Hier, il fesait beau, mon pote Charly savait plus trop où il en était. Alors j'ai annulé mes cours de français et on est allé faire un tour dans une réserve naturelle près de Bs As pour lui remonter le moral.
Si le film Lluvia (pluie) sort en France, on y voit le ponton où on c'est baladé hier.
Mais comme dit JR, ça n'a rien à voir.
Au retour, à la nuit tombée, bien crevés, notre bus a été bloqué avenida SantaFé par des
caserolazo. Késako? Un casolero normalement c'est une manifestation spontannée, de gens qui tappent sur leurs casseroles pour faire entendre à qui passe par là, qu'ils n'ont plus rien à manger. C'est par ce type de manifestations qu'avaient débutés les évènements du 19 et 20 décembre 2001 qui, pour faire court, se solderont par 37 morts, un président qui part de la casa rosada (élysée argentin) en hélico, et la fin de la parité pesos/dollards qui redonnera un peu de soufle économique au pays.

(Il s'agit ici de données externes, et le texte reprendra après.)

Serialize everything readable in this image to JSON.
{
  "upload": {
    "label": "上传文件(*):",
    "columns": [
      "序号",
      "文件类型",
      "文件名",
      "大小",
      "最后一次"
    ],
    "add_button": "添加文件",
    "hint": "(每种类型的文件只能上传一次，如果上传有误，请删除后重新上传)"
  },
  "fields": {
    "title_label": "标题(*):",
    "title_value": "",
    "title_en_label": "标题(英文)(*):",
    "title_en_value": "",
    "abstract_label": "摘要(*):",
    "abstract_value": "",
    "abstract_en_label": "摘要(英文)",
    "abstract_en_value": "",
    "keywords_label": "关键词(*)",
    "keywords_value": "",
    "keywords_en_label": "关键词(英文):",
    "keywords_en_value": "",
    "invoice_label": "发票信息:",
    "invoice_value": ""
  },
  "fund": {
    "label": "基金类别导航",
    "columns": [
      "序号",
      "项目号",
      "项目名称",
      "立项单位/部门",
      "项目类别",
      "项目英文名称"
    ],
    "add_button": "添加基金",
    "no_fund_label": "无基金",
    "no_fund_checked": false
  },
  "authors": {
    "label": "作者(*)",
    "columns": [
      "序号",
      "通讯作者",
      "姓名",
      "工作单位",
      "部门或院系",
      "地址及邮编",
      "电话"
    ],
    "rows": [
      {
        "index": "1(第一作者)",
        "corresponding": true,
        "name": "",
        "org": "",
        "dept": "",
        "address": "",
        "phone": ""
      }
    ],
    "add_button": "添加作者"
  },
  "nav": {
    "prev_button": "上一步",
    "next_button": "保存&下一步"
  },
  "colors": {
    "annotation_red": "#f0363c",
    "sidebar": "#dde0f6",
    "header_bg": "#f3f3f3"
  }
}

Le pays n'en a pas été pour autant sauvé, un enfant par jour meure toujours de faim en Argentine, 50 % de l'économie est au noir et les
villas misere (favelas version argentine) sont toujours debouts et, vu la vétusteté on se demande bien comment. Mais quand même un casolero à Palermo, je pensait pas qu'on en était là. Je m'explique: Palermo c'est le quartier chic et branché de Bs As. Si tu es étudiant étranger, que tu es venu en Argentine parce que c'était pas cher et qu'on y fait bien la fête, c'est ton tié-quar. Tu connais tous les bars et les restos feng-shui et tu sais où t'y procurer de la coke pas chère et moins dégeulasse que le paco que prennent les cartonneros et autres populations pauvres. Si tu es un jeune argentin, fils du peu de bourgeoisie qui existe ici, c'est ton tier-quar aussi. Tu es venu t'y acheté tes dernières nike, tellement chic qu'elles sont au même prix qu'en Europe et tu tutoies le vendeur de chez Swach.
Bref, vous voyez un peu le topo, que vient foutre un casolero dans l'équivalent du boulevard Saint-Germain, le Flore en moins?
Alors j'ai demandé à mon pote Charly, que notre excursion avait un peu requinqué. Comme il est cuisto (d'ailleurs si vous avez des offres d'emplois pour lui en france, je transmettrais), il connaissait son affaire. Il m'a d'abord parlé de Kristina K. sa présidente qui fesait rien comme il faut. Jusque là on était d'accord. Mais le soucis c'est qu'après il m'a expliqué que les producteurs de l'agro-alimentaire argentin était en grève depuis quelques jours, qu'ils n'approvisionnaient plus rien ici (rassure-toi pour leur porte-monnaie, ils continuent à vendre à l'étranger). Ils manifestent ainsi leur mécontentement face aux impôts bien trop lourds (45% de ce qui s'exporte). Alors après tu comprends, faut payer l'essence des machines, les salaires, tout ça... alors ils ralent parce qu'il leur reste plus rien du tout, et ils coupent les routes (vieille technique utilisé par les
piqueteros qu'il ne faut surtout pas confondre, eux ils étaient sans boulot et sans nourriture). Comme Charly sait que moi j'aime bien tout ce qui est
modiva popular, il m'a proposé de descendre pour voir. Je lui ai répondu le plus calmement que j'ai pu que jamais j'irais exposé ma face dans une manif défendant les interêts des propriétaires terriens argentins (qui pour la pluspart ne sont pas argentins) qui exploitent les populations pauvre du nord du pays et qui appuieront la dictature. Et que franchement quand t'es dans un bizness qui rapporte plus de 75% de bénéfs net, tu peux bien en filer la moitié à la communauté. Et que faut pas déconner, faire un casolero à Palermo Soho (sans mentir c'est comme ça que s'appelle le
barrio), c'est du foutage de gueule, parce que l'impact de cette grève évidamment c'est l'augmentation des prix des aliments. A Barracas et dans les autres barrios sud, ça veux dire se serrer la ceinture et manger moins même si déjà avant y avait pas grand chose, à Palermo, ça veut dire augmenation du prix du suchis et de la salade zéro% de matière grasse.
Je sais pas si c'était la fatigue, mais il a parut plutôt d'accord, en tout cas il a rien répondu.
Mais bon rassurez vous, je ne déserte pas les rues pour autant, il y a deux jours j'ai passé toute l'aprèm plaza de Mayo, mais ça c'est une autre histoire, bien plus interressante que je vous raconterai dès que mes photos auront été développées.